I then tried to reproduce this issue with a native linux installation and fuse-overlayfs (so without LXD). I was unable to reproduce the issue there.

So at this point I am pretty clueless how this could be solved. Any idea?

Container config:

# lxc config show t
architecture: x86_64
config:
  image.architecture: x86_64
  image.description: Ubuntu 22.04 LTS server (20230518)
  image.os: ubuntu
  image.release: jammy
  security.nesting: "true"
  security.syscalls.intercept.mknod: "true"
  security.syscalls.intercept.setxattr: "true"
  volatile.base_image: 549a42b59cab0e73421759479633d5a9356f6dea2ff1f26c9ff52bf6fc59e6ef
  volatile.cloud-init.instance-id: bb487f92-3799-4867-9452-24d2c395f91e
  volatile.eth0.host_name: veth910164a6
  volatile.eth0.hwaddr: 00:16:3e:bb:12:db
  volatile.idmap.base: "0"
  volatile.idmap.current: '[{"Isuid":true,"Isgid":false,"Hostid":1000000,"Nsid":0,"Maprange":1000000000},{"Isuid":false,"Isgid":true,"Hostid":1000000,"Nsid":0,"Maprange":1000000000}]'
  volatile.idmap.next: '[{"Isuid":true,"Isgid":false,"Hostid":1000000,"Nsid":0,"Maprange":1000000000},{"Isuid":false,"Isgid":true,"Hostid":1000000,"Nsid":0,"Maprange":1000000000}]'
  volatile.last_state.idmap: '[]'
  volatile.last_state.power: RUNNING
  volatile.last_state.ready: "false"
  volatile.uuid: d1e63f13-770e-4e31-96cf-82939b6fc10e
  volatile.uuid.generation: d1e63f13-770e-4e31-96cf-82939b6fc10e
devices: {}
ephemeral: false
profiles:
- default
stateful: false
description: ""

Have you checked what happens if you do the same on the host without LXD?

As far as I understand you just need to specify environment variables to run this image which is clear from the error message.
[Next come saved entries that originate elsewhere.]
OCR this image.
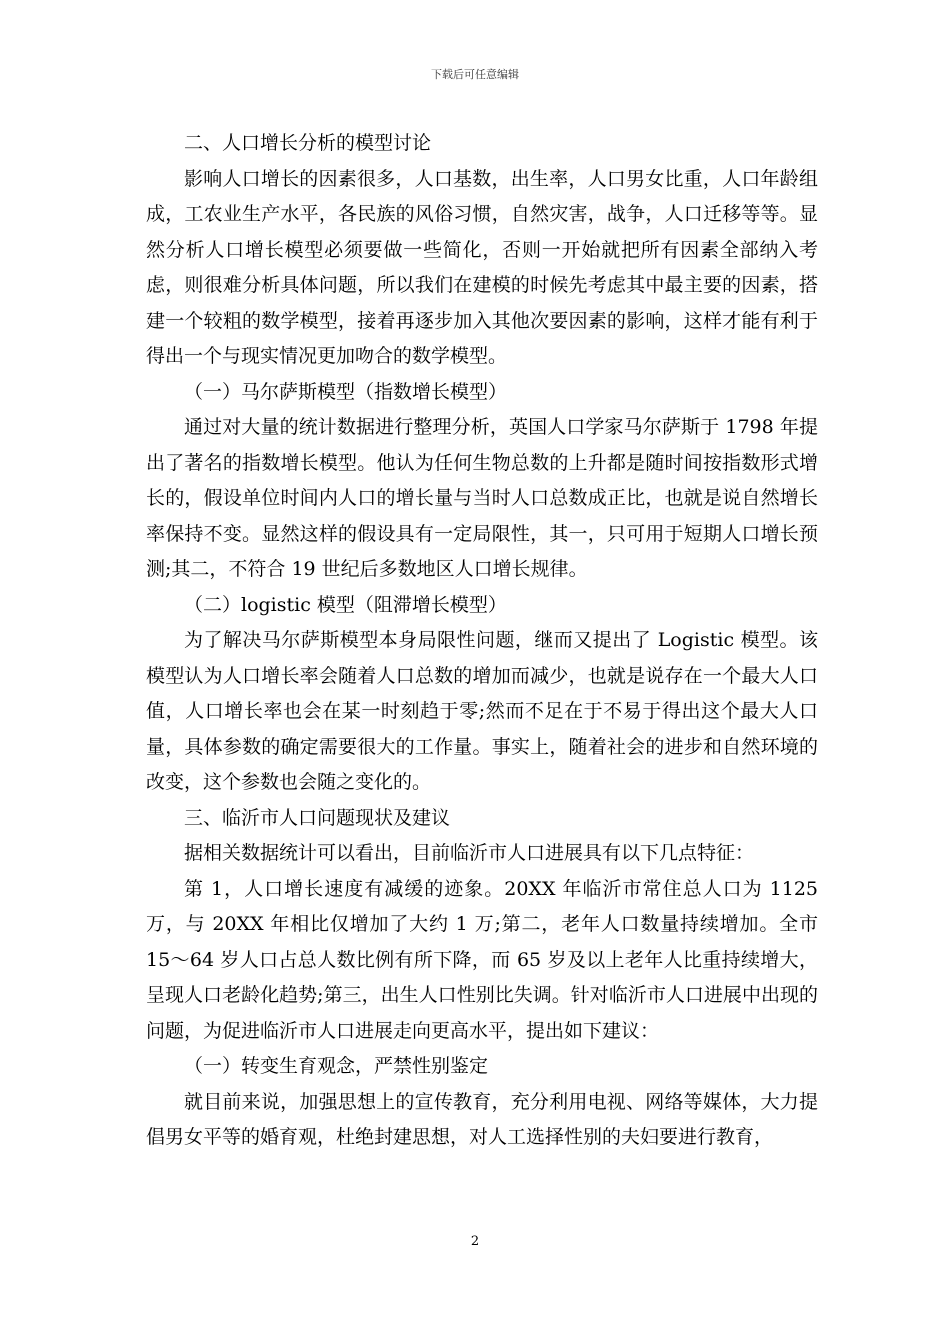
下载后可任意编辑

二、人口增长分析的模型讨论

影响人口增长的因素很多，人口基数，出生率，人口男女比重，人口年龄组成，工农业生产水平，各民族的风俗习惯，自然灾害，战争，人口迁移等等。显然分析人口增长模型必须要做一些简化，否则一开始就把所有因素全部纳入考虑，则很难分析具体问题，所以我们在建模的时候先考虑其中最主要的因素，搭建一个较粗的数学模型，接着再逐步加入其他次要因素的影响，这样才能有利于得出一个与现实情况更加吻合的数学模型。

（一）马尔萨斯模型（指数增长模型）

通过对大量的统计数据进行整理分析，英国人口学家马尔萨斯于 1798 年提出了著名的指数增长模型。他认为任何生物总数的上升都是随时间按指数形式增长的，假设单位时间内人口的增长量与当时人口总数成正比，也就是说自然增长率保持不变。显然这样的假设具有一定局限性，其一，只可用于短期人口增长预测;其二，不符合 19 世纪后多数地区人口增长规律。

（二）logistic 模型（阻滞增长模型）

为了解决马尔萨斯模型本身局限性问题，继而又提出了 Logistic 模型。该模型认为人口增长率会随着人口总数的增加而减少，也就是说存在一个最大人口值，人口增长率也会在某一时刻趋于零;然而不足在于不易于得出这个最大人口量，具体参数的确定需要很大的工作量。事实上，随着社会的进步和自然环境的改变，这个参数也会随之变化的。

三、临沂市人口问题现状及建议

据相关数据统计可以看出，目前临沂市人口进展具有以下几点特征：

第 1，人口增长速度有减缓的迹象。20XX 年临沂市常住总人口为 1125 万，与 20XX 年相比仅增加了大约 1 万;第二，老年人口数量持续增加。全市 15～64 岁人口占总人数比例有所下降，而 65 岁及以上老年人比重持续增大，呈现人口老龄化趋势;第三，出生人口性别比失调。针对临沂市人口进展中出现的问题，为促进临沂市人口进展走向更高水平，提出如下建议：

（一）转变生育观念，严禁性别鉴定

就目前来说，加强思想上的宣传教育，充分利用电视、网络等媒体，大力提倡男女平等的婚育观，杜绝封建思想，对人工选择性别的夫妇要进行教育，

2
Yes, without LXD I am unable to reproduce the issue.

Sorry for not being clear here, yes, to use the image we need to specify the environment variables. But if you look at the output above the image only runs sometimes, showing the error message you’re refereeing to, in the other cases the error message is the same “symlink… file exists” error.

So I did some more testing with this and found out that this only happens when using shiftfs. If shiftfs is disabled, I can’t reproduce the error (but then the startup time for a container is obviously way longer).

I compiled the steps on how to reproduce the issue:

# Make sure shiftfs is enabled to reproduce
snap set lxd shiftfs.enable=true
systemctl reload snap.lxd.daemon

# Create container and allow nesting
lxc launch ubuntu:22.04 docker
lxc config set docker security.nesting=true

# Enter bash from the container
lxc exec docker --  bash

# Install docker and fuse-overlayfs
curl -fsSL https://get.docker.com -o get-docker.sh
sudo sh get-docker.sh
apt update && apt install fuse-overlayfs -y

# Force docker to use fuse-overlayfs
echo '{"storage-driver": "fuse-overlayfs"}' > /etc/docker/daemon.json
systemctl restart docker

# Verify that fuse-overlayfs works
docker info | grep Storage

# Try to run this image (easiest reproducable with this one)
docker run ubuntu:16.04

Then I always get

# docker run ubuntu:16.04
docker: Error response from daemon: symlink /proc/mounts /var/lib/docker/fuse-overlayfs/36d1e7ad5eb15acc7c6adebabd2b8595997b37c552f282df51b46f767c2d6328-init/merged/etc/mtab: file exists.

So I am still not sure where the issue really comes from. Something fuse-overlayfs does not handle correctly? shiftfs? LXD?